Right now, there are dirty dishes in the sink, the table needs to be washed off and the pile of clean clothes at the end of my bed is creating a tripping hazard. My family is eating leftovers, what my husband cooks or cereal.
I am capable of cleaning and cooking but I am choosing not to right now because I am focused on a writing project (my dissertation) that is keeping my behind in a chair 12-18 hours a day.
I’ve learned for myself that you can do all the things, but not all the things all the time.
Most of my kids are grown, so the dynamics at home are different than with a house full of littles, but even when I did have a house full of littles, I sometimes went deep into one project that left everything else undone. Like sewing pajama pants at Christmas time. I stopped after the Christmas I hit 35 pairs but before then, you could pretty much guarantee I would pull a couple of all-nighters to finish them up.
If you feel like you run, run, run all day, fall into bed exhausted just to do it all over again the next day – oh, and it’s never enough – welcome to the club. And, I am here to tell you there is a better way.
I’ve actually thought for years that balance was a myth, an impossibility to achieve. What does that even mean, anyway? That we somehow juggle all our roles with ease? Not possible. Every day is a day we can focus on “what matters most.” Maybe it’s the neighbor who needs a listening ear. Maybe it’s our child with a skinned knee. Maybe it’s a work or school deadline.

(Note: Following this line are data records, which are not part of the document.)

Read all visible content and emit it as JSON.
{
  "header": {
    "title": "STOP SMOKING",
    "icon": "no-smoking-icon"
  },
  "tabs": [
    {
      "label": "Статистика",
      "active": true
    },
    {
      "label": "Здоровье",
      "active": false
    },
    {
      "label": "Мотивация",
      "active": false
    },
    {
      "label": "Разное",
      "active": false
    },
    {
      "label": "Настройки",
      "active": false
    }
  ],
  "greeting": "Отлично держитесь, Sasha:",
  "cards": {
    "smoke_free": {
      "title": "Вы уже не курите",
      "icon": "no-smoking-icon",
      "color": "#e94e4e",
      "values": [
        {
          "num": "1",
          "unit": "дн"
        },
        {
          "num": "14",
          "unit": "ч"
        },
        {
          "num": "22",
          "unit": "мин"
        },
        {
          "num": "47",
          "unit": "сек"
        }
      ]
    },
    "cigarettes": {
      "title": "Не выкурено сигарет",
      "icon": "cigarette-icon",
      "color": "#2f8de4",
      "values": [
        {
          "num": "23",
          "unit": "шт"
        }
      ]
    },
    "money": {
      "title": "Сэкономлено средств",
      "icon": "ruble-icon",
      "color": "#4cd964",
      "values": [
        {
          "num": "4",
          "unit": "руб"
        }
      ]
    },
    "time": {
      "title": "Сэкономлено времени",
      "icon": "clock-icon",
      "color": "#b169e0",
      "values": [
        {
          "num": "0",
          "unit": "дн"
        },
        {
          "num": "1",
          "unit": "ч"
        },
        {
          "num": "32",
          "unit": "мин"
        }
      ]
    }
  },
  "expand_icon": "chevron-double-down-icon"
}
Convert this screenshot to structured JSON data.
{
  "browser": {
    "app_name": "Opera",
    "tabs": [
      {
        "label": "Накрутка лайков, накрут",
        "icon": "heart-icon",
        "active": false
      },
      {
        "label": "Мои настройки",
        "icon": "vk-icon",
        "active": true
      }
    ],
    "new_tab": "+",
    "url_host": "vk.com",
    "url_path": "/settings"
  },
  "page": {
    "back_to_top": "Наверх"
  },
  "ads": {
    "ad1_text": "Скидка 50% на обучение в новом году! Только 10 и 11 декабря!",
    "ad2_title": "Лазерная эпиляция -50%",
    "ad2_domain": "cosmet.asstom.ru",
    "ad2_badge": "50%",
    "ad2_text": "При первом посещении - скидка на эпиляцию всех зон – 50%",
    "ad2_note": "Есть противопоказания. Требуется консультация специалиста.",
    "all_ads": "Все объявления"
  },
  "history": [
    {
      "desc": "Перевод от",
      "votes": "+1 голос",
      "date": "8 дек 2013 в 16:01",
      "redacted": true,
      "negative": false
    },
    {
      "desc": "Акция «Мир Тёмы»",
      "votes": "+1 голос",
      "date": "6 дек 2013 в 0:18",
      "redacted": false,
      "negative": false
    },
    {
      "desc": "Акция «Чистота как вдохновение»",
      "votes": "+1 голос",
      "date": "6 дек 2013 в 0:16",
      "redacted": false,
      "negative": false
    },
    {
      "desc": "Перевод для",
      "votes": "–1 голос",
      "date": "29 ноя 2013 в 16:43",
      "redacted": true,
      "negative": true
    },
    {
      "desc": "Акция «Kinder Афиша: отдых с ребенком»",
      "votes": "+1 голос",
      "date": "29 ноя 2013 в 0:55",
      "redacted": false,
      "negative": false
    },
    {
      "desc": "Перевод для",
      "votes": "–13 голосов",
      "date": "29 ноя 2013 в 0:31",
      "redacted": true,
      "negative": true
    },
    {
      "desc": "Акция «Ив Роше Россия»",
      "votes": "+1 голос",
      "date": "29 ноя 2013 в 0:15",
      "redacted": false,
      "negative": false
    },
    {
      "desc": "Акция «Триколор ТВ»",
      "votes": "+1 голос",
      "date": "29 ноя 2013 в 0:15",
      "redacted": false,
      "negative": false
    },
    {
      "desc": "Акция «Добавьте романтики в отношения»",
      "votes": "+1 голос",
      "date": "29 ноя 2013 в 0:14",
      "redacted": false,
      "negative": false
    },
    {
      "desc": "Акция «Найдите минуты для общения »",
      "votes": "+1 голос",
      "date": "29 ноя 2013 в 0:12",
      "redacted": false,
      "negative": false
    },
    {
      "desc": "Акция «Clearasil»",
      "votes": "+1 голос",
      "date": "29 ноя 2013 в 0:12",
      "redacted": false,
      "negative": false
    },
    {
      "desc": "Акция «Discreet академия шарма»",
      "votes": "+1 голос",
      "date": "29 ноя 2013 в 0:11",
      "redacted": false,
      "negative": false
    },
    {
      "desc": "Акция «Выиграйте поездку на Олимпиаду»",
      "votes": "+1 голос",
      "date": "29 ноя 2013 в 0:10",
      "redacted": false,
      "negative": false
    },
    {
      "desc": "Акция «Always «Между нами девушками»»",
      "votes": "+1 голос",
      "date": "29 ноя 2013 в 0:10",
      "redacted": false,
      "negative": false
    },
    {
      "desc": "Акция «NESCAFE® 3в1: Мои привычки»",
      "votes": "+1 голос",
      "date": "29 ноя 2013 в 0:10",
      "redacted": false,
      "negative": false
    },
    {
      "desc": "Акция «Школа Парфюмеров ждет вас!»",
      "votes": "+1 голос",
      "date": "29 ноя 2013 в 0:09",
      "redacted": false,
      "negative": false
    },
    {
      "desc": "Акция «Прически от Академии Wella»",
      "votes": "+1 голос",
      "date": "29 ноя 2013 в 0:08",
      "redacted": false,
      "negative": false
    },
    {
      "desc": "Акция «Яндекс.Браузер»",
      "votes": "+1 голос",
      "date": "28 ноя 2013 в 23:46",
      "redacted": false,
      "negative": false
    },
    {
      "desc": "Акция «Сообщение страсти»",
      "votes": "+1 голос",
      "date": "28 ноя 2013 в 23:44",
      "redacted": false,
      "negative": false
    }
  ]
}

We can ask ourselves: Will this matter in 5 years? Can I set boundaries for myself? I know that being a mom feels like we can’t, but we can. We can say no to things that sap our energy (our kids included, on occasion) and yes to things that replenish us. My wish for you is to have your children grown and love the you you’ve grown into, not wonder where you have gone.
Motherhood is hard and messy, but it’s also pretty awesome. Being a mom is a role I relish – but it’s not my only one. Right now, the role I am focusing on is “student.” In a couple of weeks, that role will recede and perhaps the one I will pick up with gusto is home renovator.
I remember hearing some advice that as we juggle, we need to know which balls will bounce and which will shatter. (A quick Google search attributes that quote to about a dozen people….)
Even sitting in a chair all day for the next two weeks, I have still made time to take our 7-yr old to the dollar store and read books with her. I’ve made my teenager breakfast (she can have cereal for dinner).
And now – back to the writing the longest paper of my life.